In the same way we have a physical lineage we have a spiritual one, although you may not yet know about yours. In the same way fruit derives its flavor from the soil, it takes it from the sun. Anything and everything that comes to us comes through a lineage, because that’s how life works. Nothing comes into existence any other way.
You might still think it’s weird that I’m a Zen Buddhist—not a choice you’d make—but you wouldn’t be here if I wasn’t. That’s how lineage works. It’s not a choice of this or that. Not like inventing a new last name—make mine Rockefeller. Or like doctoring your eye color—I’ll take periwinkle blue. In lineage as in life, you get what you get. And then somewhere along the way, you get upset.
In my spiritual lineage, tracing more than eighty generations of Zen wisdom, one question is asked over and over again.

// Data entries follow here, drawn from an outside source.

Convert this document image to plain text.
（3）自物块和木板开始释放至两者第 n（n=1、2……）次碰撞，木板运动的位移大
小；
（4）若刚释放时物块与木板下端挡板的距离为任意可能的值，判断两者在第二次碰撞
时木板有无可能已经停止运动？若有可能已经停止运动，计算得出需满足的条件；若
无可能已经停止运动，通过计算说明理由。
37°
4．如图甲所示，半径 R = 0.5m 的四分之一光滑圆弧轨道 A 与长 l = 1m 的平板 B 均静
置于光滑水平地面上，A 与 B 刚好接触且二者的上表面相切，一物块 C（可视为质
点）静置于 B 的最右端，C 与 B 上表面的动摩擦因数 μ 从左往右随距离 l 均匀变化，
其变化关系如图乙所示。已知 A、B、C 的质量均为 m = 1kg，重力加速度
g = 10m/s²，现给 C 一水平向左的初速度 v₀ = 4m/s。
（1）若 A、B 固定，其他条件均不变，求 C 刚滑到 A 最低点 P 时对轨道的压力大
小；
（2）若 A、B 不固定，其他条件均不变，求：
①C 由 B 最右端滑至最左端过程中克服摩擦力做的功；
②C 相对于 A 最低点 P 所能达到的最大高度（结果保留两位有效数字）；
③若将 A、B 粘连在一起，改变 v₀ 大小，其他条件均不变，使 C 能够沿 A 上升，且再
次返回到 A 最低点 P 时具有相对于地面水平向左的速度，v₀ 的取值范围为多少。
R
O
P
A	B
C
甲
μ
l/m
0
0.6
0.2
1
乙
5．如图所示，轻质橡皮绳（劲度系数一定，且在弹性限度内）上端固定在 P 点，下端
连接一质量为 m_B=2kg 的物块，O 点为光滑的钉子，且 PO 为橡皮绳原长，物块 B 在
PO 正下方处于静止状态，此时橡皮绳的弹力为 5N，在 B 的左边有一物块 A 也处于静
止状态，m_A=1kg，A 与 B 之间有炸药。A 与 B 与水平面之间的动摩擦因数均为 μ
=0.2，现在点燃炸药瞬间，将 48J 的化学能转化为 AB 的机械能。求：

A student comes to meet a teacher, and the teacher asks, “Where do you come from?” The student replies, and from this, the teacher sees who stands there.
How would you answer?
Where do you think you come from?
From your parents? From your parents’ parents? From a place? From the place before that? From a time? Or the time before that? Before that? Before that?
How far back do you have to go to realize that you don’t know? How long before you know that you can’t ever know?

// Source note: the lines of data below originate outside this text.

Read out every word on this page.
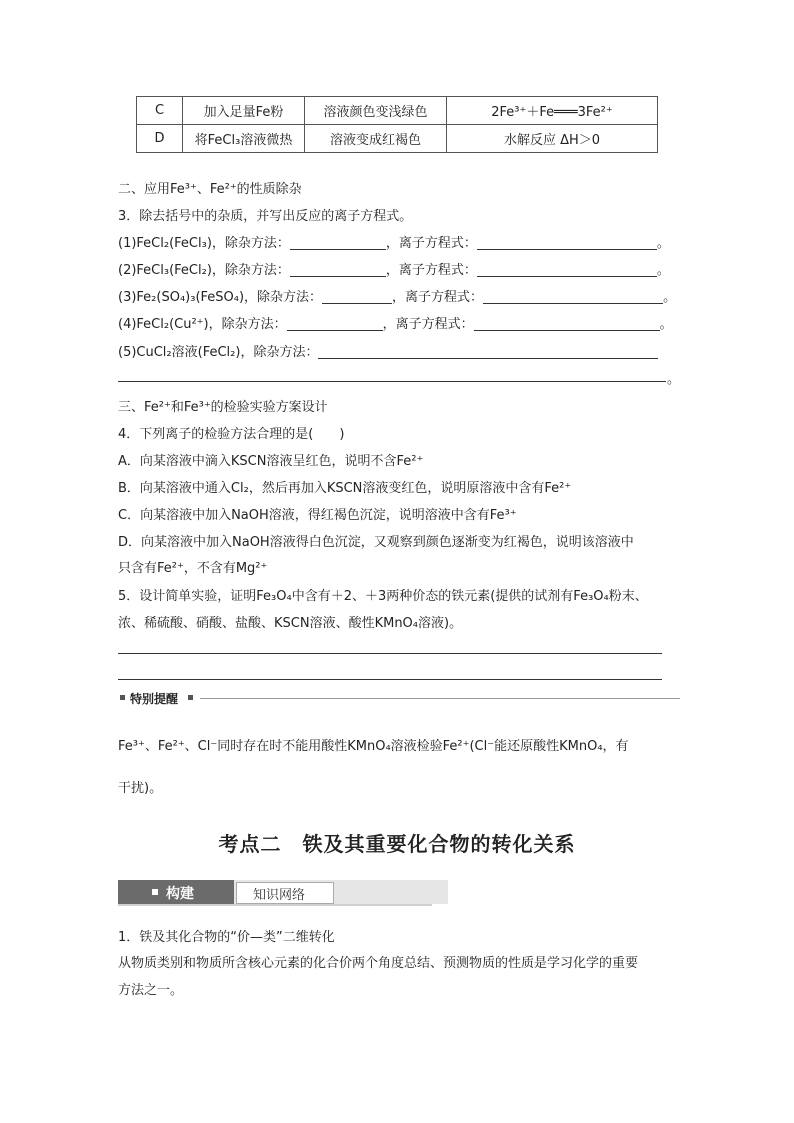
C	加入足量Fe粉	溶液颜色变浅绿色	2Fe³⁺＋Fe═══3Fe²⁺
D	将FeCl₃溶液微热	溶液变成红褐色	水解反应 ΔH＞0
二、应用Fe³⁺、Fe²⁺的性质除杂
3．除去括号中的杂质，并写出反应的离子方程式。
(1)FeCl₂(FeCl₃)，除杂方法：	，离子方程式：	。
(2)FeCl₃(FeCl₂)，除杂方法：	，离子方程式：	。
(3)Fe₂(SO₄)₃(FeSO₄)，除杂方法：	，离子方程式：	。
(4)FeCl₂(Cu²⁺)，除杂方法：	，离子方程式：	。
(5)CuCl₂溶液(FeCl₂)，除杂方法：
。
三、Fe²⁺和Fe³⁺的检验实验方案设计
4．下列离子的检验方法合理的是(　　)
A．向某溶液中滴入KSCN溶液呈红色，说明不含Fe²⁺
B．向某溶液中通入Cl₂，然后再加入KSCN溶液变红色，说明原溶液中含有Fe²⁺
C．向某溶液中加入NaOH溶液，得红褐色沉淀，说明溶液中含有Fe³⁺
D．向某溶液中加入NaOH溶液得白色沉淀，又观察到颜色逐渐变为红褐色，说明该溶液中
只含有Fe²⁺，不含有Mg²⁺
5．设计简单实验，证明Fe₃O₄中含有＋2、＋3两种价态的铁元素(提供的试剂有Fe₃O₄粉末、
浓、稀硫酸、硝酸、盐酸、KSCN溶液、酸性KMnO₄溶液)。
特别提醒
Fe³⁺、Fe²⁺、Cl⁻同时存在时不能用酸性KMnO₄溶液检验Fe²⁺(Cl⁻能还原酸性KMnO₄，有
干扰)。
考点二　铁及其重要化合物的转化关系
构建	知识网络
1．铁及其化合物的“价—类”二维转化
从物质类别和物质所含核心元素的化合价两个角度总结、预测物质的性质是学习化学的重要
方法之一。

We are one family of unknown origin, the fruit of beginningless time, the descendents of everyone who has ever lived. The most we can know is that we do not know where we come from, and from that point on, everything becomes possible.

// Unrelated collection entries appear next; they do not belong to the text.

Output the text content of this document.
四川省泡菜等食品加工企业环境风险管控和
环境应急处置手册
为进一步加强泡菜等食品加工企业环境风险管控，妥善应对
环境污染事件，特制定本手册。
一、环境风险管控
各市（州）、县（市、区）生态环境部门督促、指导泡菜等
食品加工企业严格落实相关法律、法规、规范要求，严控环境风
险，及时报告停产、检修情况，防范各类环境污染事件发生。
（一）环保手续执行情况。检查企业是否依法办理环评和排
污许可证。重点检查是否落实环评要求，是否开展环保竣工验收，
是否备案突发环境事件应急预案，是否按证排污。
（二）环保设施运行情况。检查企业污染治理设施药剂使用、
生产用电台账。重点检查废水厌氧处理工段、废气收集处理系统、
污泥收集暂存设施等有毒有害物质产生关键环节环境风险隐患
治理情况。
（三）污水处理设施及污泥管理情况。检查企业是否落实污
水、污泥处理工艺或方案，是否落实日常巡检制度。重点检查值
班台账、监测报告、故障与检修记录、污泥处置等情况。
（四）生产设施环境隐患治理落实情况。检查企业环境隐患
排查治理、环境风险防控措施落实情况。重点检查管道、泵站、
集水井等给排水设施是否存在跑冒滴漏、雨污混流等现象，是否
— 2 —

I am 55 years old. As the mother of a near-teen, I’m in the uneasy breach before the onset of an overthrow. My hair has grayed enough for me to be called gray-haired. Some of the freckles on my face are really liver spots, and the wrinkles are not just laugh lines. Life’s major milestones—those birthdays we call “The Big Ones”—have slipped past my reliable recollection. I have begun a stage of life where I am irritating to a precious few and invisible to everyone else. All these changes are as plain as day, but still, I can hardly believe it.
Here I am, petering past my prime, and here you are, just beginning that aching reach to sweetness. What will pass between us? What can I share?
Only this: the fruit on the bony end of a branch.
Conventional wisdom has it that Los Angeles is sinking into the Pacific. One more quake, they say, and this silly sandcastle will be swept offshore. But they have it upside down. We’re already on the bottom of the sea. Five million years ago, seismic storms pushed the Pacific crust to the surface of the Earth. We are the children of a risen ocean. We scuff our shoes on its billowy floor.
The beginning of
Every now and then I talk to groups of nervous parents. All parents are nervous. Under the surface of relative calm and confidence, we worry ourselves sick. I try to take some of the doubt and turn it into trust.

When my daughter was little, she would squat for hours every afternoon on a pile of sand in the front yard. I planted little plastic animals underneath, and she’d dig them up with a shovel, handing them over to me with a satisfied grunt. She quarried the same zebra, the same tiger, the same frog, hippo, and horse out of that pile every day. While she wasn’t looking, I’d hide the toys under again. She’d keep at it, tireless. We sat there for what seemed like forever, unearthing purpose from the sodden heap of our new life together. She couldn’t know how much she was teaching me then, in her wordless way, about being satisfied with the same old thing, squashing my every day’s plan to get somewhere else.




A student comes to a teacher and asks, “What is the way?” You might wonder this yourself from time to time. What do I do? Where do I go? Is it this way or that? What next? What if? Did I miss the turn? If you don’t see the way, you don’t see it even as you walk on it.